Wednesday, August 09, 2006

In the beginning...

Hello lab gang,

I was hoping to support UBC's blog host, but it's not particularly well maintained and it's much easier to use this Blogger site.

Before the science of the day, an intro to my site:

"Duckfeet" and "Duck in the muck" are both references to the observations and experiments described in Darwin's "On the origin...". Darwin, in his supremely subtle brilliance, draws parallels between his simple experiments with ducks in a pond and the biogeography of plants and small animals that range across and between continents. I love this passage because it is both brilliant and funny. I'm including it here, but as I'm working in Safari, I can't readily use formatting to highlight it.

"Although the beaks and feet of birds are generally quite clean, I can show that earth sometimes adheres to them: in one instance I removed twenty-two grains of dry argillaceous earth from one foot of a partridge, and in this earth there was a pebble quite as large as the seed of a vetch. Thus seeds might occasionally be transported to great distances; for many facts could be given showing that soil almost everywhere is charged with seeds. Reflect for a moment on the millions of quails which annually cross the Mediterranean; and can we doubt that the earth adhering to their feet would sometimes include a few minute seeds?
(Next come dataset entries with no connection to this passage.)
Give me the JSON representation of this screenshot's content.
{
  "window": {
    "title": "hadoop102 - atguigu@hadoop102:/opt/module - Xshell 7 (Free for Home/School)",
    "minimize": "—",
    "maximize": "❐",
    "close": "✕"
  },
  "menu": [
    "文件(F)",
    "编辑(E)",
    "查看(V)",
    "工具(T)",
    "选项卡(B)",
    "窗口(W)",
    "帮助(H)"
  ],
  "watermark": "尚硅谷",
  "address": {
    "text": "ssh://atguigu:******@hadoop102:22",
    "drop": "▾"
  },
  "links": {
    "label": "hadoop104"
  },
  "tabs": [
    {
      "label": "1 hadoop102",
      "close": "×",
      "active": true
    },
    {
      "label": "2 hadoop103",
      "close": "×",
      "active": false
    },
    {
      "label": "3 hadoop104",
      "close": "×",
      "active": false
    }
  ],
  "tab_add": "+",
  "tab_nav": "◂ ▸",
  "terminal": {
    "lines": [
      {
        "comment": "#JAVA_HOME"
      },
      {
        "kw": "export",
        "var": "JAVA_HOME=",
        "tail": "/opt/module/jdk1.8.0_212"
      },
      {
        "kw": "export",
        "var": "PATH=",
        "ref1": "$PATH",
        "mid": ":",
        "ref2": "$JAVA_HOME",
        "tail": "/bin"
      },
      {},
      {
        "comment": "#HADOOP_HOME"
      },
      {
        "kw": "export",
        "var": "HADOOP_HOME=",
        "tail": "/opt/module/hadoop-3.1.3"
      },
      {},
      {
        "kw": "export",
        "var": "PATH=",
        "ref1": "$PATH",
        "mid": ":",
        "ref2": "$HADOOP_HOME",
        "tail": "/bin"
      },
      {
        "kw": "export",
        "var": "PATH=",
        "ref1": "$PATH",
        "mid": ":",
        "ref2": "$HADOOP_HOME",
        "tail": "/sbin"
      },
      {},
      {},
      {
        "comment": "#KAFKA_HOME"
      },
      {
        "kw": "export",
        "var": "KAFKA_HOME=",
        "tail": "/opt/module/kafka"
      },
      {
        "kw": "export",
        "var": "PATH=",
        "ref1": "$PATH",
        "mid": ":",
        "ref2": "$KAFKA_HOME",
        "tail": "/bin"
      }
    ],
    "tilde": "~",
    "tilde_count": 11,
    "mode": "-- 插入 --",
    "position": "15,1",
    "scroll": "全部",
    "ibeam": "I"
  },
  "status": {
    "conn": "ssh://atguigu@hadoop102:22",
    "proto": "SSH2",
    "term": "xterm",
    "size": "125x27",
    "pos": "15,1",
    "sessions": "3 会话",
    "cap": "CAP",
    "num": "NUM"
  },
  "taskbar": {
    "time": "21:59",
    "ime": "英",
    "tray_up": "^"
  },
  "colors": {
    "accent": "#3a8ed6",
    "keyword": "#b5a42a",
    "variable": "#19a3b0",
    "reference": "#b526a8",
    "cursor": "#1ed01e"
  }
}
But I shall presently have to recur to this subject.

Almost every year, one or two land-birds are blown across the whole Atlantic Ocean, from North America to the western shores of Ireland and England; but seeds could be transported by these wanderers only by one means, namely, in dirt sticking to their feet, which is in itself a rare accident.
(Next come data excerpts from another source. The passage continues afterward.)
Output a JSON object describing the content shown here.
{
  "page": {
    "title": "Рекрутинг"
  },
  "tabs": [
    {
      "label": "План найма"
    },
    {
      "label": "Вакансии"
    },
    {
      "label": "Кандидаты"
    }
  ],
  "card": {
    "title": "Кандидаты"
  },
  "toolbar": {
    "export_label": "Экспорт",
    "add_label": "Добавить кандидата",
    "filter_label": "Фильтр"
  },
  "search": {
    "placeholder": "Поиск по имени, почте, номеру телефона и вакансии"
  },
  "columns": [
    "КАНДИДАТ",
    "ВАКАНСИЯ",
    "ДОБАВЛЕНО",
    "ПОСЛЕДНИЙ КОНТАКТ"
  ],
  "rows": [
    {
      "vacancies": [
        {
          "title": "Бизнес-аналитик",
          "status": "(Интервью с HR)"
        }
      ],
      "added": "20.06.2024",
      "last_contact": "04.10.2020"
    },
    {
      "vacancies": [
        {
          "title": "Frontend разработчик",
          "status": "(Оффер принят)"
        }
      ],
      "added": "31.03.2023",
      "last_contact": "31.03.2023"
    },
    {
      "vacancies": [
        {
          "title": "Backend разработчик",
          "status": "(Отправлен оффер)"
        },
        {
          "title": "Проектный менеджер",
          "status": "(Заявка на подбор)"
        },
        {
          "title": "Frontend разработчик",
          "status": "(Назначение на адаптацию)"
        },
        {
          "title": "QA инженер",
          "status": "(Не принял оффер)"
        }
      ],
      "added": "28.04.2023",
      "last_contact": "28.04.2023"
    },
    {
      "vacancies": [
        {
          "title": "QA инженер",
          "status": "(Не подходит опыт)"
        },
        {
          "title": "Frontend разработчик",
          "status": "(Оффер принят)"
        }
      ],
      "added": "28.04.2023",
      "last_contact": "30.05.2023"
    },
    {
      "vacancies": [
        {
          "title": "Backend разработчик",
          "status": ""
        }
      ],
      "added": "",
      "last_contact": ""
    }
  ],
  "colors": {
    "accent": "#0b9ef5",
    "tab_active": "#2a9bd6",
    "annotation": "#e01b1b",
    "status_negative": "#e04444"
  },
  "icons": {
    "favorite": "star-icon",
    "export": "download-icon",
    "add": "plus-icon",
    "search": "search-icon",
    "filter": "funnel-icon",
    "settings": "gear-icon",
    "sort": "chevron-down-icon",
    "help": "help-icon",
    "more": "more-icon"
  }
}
When a duck suddenly emerges from a pond covered with duck-weed, I have twice seen these little plants adhering to its back; and it has happened to me, in removing a little duck-weed from one aquarium to another, that I have quite unintentionally stocked the one with fresh-water shells from the other. But another agency is perhaps more effectual:

I suspended a duck's feet, which might represent those of a bird sleeping in a natural pond, in an aquarium, where many ova of fresh-water shells were hatching; and I found that numbers of the extremely minute and just hatched shells crawled on the feet, and clung to them so firmly that when taken out of the water they could not be jarred off, though at a somewhat more advanced age they would voluntarily drop off. These just hatched molluscs, though aquatic in their nature, survived on the duck's feet, in damp air, from twelve to twenty hours; and in this length of time a duck or heron might fly at least six or seven hundred miles, and would be sure to alight on a pool or rivulet, if blown across sea to an oceanic island or to any other distant point."
On the origin of Species Chapter 12 - Geographical Distribution

1 Comments:

At 5:50 AM, Blogger Rosie Redfield said...

Nice quote - can I relate it to our research? Are our ideas the mud in the toes of science? Are our research blogs the wings that spread our ideas around the world?